We also have more than 100 years of history in the industry, which would make it hard, you would think, to displace us from the top of the heap. (For more information about the company, see the related sidebar, 'Five quick facts about SKF.' ) We knew better, however. In 2015, we realized that in spite of all our past success, our supply chain was in need of a transformation. We believed that one of the first steps that we needed to take in order to modernize our supply chain was to move from having a local planning structure that occurred at the manufacturing plant to having a global, integrated planning structure. To accomplish this, we found that we needed to create a 'digital twin' of our supply chain that could enable more automation of our planning process.
This is the story of our journey. The threat Bearings may seem like a relatively simple machine element with a very specific job: reducing friction between moving parts while also constraining relative motion to only a desired amount. But in spite of that perceived simplicity, the bearing market is set for a high growth rate.
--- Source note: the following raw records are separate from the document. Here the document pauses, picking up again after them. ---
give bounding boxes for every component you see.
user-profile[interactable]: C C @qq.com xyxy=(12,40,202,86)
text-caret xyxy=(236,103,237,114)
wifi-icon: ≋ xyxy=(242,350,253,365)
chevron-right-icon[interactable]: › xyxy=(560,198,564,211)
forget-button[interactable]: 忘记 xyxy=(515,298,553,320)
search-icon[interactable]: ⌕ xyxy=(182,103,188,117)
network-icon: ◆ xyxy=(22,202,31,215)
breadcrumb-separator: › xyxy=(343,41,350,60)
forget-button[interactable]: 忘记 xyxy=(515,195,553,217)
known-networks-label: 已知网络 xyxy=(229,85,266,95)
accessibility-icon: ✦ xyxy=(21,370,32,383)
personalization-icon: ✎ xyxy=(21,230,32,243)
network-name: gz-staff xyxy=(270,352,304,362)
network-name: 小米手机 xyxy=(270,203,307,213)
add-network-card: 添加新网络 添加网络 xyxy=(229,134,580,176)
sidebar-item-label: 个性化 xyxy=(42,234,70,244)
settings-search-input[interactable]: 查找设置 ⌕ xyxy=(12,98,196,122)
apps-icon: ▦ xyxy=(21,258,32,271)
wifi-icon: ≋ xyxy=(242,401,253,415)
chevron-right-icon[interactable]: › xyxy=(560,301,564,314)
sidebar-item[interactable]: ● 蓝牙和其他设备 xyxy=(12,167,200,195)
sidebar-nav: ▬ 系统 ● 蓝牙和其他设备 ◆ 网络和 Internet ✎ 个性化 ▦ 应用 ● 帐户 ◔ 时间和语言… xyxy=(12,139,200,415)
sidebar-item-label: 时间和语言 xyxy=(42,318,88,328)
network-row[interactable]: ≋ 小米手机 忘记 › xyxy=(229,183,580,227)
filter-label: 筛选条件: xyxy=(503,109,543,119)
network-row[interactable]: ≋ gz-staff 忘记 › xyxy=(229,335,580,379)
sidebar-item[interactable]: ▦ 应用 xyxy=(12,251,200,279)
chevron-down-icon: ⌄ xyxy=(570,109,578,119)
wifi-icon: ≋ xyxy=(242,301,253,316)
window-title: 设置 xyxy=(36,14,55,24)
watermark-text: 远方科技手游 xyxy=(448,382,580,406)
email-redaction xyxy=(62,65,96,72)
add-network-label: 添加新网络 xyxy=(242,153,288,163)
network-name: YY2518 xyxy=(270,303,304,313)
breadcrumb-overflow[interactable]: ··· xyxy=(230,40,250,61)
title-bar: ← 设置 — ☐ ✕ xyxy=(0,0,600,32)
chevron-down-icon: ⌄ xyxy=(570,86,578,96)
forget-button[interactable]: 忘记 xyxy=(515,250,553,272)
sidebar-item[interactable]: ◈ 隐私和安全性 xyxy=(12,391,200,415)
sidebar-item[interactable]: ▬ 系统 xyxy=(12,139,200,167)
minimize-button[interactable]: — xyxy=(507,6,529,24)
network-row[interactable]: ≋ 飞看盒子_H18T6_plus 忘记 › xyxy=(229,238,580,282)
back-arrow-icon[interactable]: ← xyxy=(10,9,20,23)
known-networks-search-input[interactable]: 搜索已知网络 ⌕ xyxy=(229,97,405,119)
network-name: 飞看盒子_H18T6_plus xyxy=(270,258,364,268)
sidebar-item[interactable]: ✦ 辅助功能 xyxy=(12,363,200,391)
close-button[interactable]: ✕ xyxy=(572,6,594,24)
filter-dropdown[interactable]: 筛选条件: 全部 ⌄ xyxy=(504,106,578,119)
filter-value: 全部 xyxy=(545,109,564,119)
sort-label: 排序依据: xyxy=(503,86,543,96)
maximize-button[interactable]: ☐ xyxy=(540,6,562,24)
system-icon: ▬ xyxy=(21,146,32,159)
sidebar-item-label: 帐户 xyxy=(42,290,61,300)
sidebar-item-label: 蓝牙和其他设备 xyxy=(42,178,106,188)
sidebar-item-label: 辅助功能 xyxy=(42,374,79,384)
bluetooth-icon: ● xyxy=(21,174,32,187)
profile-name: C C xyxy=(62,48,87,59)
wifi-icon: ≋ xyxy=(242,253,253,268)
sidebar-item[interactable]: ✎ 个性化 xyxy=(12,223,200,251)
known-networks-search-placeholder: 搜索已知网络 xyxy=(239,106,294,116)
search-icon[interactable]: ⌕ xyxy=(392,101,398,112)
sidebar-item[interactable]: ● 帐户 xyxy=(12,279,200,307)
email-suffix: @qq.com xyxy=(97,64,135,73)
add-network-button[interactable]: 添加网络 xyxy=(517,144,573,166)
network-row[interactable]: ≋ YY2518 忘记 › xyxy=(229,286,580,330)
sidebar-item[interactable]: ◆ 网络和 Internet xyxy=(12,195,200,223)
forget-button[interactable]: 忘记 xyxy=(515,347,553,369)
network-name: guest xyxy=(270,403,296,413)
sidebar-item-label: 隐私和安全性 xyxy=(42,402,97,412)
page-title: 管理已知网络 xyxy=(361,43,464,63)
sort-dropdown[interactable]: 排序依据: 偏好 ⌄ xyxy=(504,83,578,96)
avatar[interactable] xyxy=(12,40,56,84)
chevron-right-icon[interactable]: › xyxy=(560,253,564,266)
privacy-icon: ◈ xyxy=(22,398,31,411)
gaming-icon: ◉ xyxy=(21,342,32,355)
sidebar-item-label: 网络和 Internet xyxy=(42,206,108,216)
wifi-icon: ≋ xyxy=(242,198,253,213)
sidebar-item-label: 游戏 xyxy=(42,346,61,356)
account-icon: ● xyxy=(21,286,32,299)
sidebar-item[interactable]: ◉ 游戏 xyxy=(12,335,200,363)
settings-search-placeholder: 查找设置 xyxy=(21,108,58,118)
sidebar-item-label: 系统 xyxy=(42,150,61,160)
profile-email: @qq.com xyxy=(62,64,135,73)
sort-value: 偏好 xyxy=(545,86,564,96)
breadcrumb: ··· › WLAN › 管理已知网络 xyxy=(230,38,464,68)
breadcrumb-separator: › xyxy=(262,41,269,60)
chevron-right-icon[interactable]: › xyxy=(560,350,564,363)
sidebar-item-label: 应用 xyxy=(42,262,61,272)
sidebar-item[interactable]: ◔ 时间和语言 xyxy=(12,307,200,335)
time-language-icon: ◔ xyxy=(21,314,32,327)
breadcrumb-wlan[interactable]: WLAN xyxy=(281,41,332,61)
According to the market research group Stratistics MRC, the global bearings market is expected to grow at a compound annual growth rate (CAGR) of 7.2 percent from 2017 to 2023.
The research firm cites multiple factors behind this growth including a rising demand for ceramic ball bearings in electric vehicles and large-scale railway, aerospace, and wind power projects. The top threats cited are cheap and fake products entering the market, along with the growing utilization of used bearings.
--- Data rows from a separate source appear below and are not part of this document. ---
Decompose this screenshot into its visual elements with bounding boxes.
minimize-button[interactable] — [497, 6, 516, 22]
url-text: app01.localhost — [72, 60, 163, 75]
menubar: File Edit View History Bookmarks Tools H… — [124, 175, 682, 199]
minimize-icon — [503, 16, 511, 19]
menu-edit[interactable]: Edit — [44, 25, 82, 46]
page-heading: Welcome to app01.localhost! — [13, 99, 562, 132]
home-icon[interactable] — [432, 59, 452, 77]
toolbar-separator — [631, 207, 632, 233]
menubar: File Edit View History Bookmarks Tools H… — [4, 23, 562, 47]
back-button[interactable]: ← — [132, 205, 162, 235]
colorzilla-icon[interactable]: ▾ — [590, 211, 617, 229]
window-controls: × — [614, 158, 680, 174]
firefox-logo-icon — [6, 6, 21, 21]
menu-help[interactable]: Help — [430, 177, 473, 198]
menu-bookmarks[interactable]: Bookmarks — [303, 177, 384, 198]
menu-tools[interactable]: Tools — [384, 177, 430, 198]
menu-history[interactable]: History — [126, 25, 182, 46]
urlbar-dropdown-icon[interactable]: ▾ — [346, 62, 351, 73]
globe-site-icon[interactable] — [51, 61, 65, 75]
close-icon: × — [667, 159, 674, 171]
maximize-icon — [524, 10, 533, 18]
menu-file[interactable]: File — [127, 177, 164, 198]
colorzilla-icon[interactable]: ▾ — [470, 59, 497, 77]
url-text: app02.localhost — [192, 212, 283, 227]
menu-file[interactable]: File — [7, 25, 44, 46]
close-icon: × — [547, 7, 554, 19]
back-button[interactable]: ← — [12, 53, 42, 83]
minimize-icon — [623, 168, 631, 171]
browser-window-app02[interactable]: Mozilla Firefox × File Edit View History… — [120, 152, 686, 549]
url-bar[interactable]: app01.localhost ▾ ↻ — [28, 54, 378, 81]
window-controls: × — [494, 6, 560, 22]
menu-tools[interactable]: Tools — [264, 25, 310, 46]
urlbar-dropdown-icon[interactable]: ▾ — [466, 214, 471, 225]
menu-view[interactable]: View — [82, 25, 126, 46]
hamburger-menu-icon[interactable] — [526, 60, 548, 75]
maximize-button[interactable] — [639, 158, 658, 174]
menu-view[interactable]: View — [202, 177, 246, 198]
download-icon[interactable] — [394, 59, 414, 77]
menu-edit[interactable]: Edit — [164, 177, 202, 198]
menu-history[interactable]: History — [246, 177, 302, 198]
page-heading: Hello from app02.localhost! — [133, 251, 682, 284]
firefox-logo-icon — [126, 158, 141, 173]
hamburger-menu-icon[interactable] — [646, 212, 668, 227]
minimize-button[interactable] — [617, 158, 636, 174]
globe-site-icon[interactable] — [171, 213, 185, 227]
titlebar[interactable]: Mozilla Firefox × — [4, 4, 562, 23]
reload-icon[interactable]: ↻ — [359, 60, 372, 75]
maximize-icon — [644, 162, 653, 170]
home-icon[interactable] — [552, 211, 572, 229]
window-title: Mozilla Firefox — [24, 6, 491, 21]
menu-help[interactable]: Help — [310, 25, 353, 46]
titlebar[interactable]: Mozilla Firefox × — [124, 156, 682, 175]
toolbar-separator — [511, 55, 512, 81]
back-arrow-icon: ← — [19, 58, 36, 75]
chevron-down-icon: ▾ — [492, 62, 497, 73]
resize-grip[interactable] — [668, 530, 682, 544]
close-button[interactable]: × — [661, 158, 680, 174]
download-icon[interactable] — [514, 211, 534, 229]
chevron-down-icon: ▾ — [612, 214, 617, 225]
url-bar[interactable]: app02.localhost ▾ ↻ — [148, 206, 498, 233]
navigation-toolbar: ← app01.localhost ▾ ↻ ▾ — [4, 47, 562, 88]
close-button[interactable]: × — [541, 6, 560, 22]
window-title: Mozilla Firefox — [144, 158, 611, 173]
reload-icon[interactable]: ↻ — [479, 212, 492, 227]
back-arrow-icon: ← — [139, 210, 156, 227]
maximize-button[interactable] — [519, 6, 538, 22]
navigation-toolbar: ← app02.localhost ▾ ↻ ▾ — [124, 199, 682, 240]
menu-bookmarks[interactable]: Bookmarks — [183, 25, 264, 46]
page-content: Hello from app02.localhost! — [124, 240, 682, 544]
With this level of growth potential, the bearings market is set to attract increased competition. In fact, it's not only our traditional competitors that keep me up at night these days; it's the threat of a completely new business model disrupting our market. I look at what happened over the last years in different markets: Airbnb is the world's largest housing provider, yet owns no hotels. Uber is the world's largest taxi company, yet owns no vehicles. Girder 33 free download full. And while these companies and many other recent disrupters are now acquiring assets, who's to say such a competitor with new ideas and a different business model won't emerge in our space, significantly disturbing our growth or even threatening our existence? It can be tough to convince people of the need to change before a crisis actually hits.
But the larger and more set in its ways a company becomes, the harder it is and the longer it takes to change. The sudden demise of once great companies, like the photography company Kodak, provides a valuable lesson: Large-scale transformation must begin well before a major threat appears on the horizon. Fortunately for us, a new CEO, Alrik Danielson, joined SKF in late 2015. He came in to shake up the status quo and asked: 'What is our demand chain vision? What is our guiding star for the next 10 to 15 years?' He encouraged us to take inspiration from any source and not be constrained in our thinking by any technical, organizational, or other limitation.